A Tempe software development startup that has developed a virtual reality education and life-improvement app has received a $400,000 Immersive Learning Fund grant from social media company Meta.

The app, called Retreat, offers instruction “through audio, visual and kinesthetic inputs” on life improvement, debuted on Dec. 1 on the MetaQuest store. It is the first app developed by virtual reality development company GeniusX, which was founded in 2020 in Tempe.

Courses on the platform cover subjects such as art and creativity, career and entrepreneurship, financial well being, holistic wellness, mindset and relationships. Users find and take the courses in an immersive virtual world, the company said.

GeniusX co-founder and CEO Nick Janicki said VR has huge potential to transform education.

“Research shows that students in VR are four times more focused than their peers in a traditional classroom environment,” Janicki said in a statement. “The potential for immersive technology to transform education is huge, and we are excited to be on the forefront.”
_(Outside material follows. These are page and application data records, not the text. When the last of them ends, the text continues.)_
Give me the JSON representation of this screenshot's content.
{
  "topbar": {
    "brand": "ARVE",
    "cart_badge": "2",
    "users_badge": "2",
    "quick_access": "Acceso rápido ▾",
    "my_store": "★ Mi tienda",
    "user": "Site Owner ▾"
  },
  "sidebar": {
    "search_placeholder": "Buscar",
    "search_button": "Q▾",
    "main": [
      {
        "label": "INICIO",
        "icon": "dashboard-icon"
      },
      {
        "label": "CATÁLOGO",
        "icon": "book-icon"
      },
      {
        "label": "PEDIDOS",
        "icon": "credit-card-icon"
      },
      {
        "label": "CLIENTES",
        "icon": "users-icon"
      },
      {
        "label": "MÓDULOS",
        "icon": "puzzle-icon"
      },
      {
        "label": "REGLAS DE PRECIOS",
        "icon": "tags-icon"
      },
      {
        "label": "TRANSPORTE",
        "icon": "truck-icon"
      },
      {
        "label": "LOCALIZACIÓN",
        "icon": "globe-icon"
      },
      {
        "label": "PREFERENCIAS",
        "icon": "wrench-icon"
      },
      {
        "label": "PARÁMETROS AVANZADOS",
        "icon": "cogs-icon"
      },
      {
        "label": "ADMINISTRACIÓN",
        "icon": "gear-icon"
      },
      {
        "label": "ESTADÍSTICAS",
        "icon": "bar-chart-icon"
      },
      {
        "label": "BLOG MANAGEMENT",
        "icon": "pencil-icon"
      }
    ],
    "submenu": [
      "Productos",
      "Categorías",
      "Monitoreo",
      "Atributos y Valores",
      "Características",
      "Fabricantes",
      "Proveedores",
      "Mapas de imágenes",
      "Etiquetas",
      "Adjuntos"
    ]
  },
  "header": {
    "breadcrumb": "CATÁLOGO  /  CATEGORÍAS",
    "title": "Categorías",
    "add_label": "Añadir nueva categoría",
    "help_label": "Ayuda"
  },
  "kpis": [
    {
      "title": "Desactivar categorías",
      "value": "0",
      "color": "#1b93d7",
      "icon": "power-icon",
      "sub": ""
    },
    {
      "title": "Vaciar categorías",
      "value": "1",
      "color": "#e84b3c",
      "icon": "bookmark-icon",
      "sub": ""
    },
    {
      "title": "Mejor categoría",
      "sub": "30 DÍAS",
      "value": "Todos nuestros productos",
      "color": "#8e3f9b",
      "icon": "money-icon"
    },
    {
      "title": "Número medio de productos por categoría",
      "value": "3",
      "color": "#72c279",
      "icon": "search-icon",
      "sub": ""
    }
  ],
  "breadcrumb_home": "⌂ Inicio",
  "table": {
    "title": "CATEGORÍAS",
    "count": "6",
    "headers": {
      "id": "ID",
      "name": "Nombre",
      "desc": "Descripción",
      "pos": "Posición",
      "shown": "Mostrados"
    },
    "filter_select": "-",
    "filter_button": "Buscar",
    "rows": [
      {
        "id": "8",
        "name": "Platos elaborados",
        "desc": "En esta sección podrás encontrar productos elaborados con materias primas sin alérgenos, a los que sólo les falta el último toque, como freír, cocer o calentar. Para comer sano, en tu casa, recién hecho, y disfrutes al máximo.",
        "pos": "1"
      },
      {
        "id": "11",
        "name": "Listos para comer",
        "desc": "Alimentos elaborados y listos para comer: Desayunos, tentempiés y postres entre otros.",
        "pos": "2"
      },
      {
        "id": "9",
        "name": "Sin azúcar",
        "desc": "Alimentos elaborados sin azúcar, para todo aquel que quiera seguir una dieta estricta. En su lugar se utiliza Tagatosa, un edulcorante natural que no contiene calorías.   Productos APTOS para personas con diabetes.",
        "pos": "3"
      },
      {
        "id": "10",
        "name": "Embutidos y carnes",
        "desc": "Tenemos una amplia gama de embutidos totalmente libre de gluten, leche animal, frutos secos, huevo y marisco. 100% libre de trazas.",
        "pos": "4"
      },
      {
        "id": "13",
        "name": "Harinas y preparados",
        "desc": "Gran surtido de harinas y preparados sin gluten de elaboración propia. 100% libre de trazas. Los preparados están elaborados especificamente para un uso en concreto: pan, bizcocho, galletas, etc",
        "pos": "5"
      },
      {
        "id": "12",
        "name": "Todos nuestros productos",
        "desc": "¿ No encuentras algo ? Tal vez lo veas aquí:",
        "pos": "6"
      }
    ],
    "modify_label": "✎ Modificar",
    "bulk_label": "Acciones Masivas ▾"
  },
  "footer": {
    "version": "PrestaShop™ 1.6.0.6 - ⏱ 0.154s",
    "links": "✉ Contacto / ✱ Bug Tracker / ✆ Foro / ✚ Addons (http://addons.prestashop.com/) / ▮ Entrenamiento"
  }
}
Retreat also earned its creators finalist status in the Rising VR Company of the Year category of the International VR Awards. The category is devoted to small businesses with proven business models, and finalists were chosen by the Academy of International Extended Reality steering board. The finalists were honored in Rotterdam, Netherlands, during the Immersive Tech Week event that concluded on Dec. 2.

GeniusX co-founder Lyle Maxson, who represented the company during the event, said the attention the Retreat app is getting gives his company a chance to inspire others in a new field.

“Outside of the internal goals within our company, we aim to inspire developers and creators to build meaningful content while immersive tech is in its infancy. Being ranked among finalists highlights our example of what's possible in the hopes that others will step in to build content that further uplifts humanity," Maxson said in a statement.

Meta is the parent company of Facebook. It changed its name in 2021 to reflect a shift in the company's focus to more immersive technologies and the virtual-reality world it calls the Metaverse. The company says its grants are meant to help develop the next generation of Metaverse creators and drive the evolution of social technology.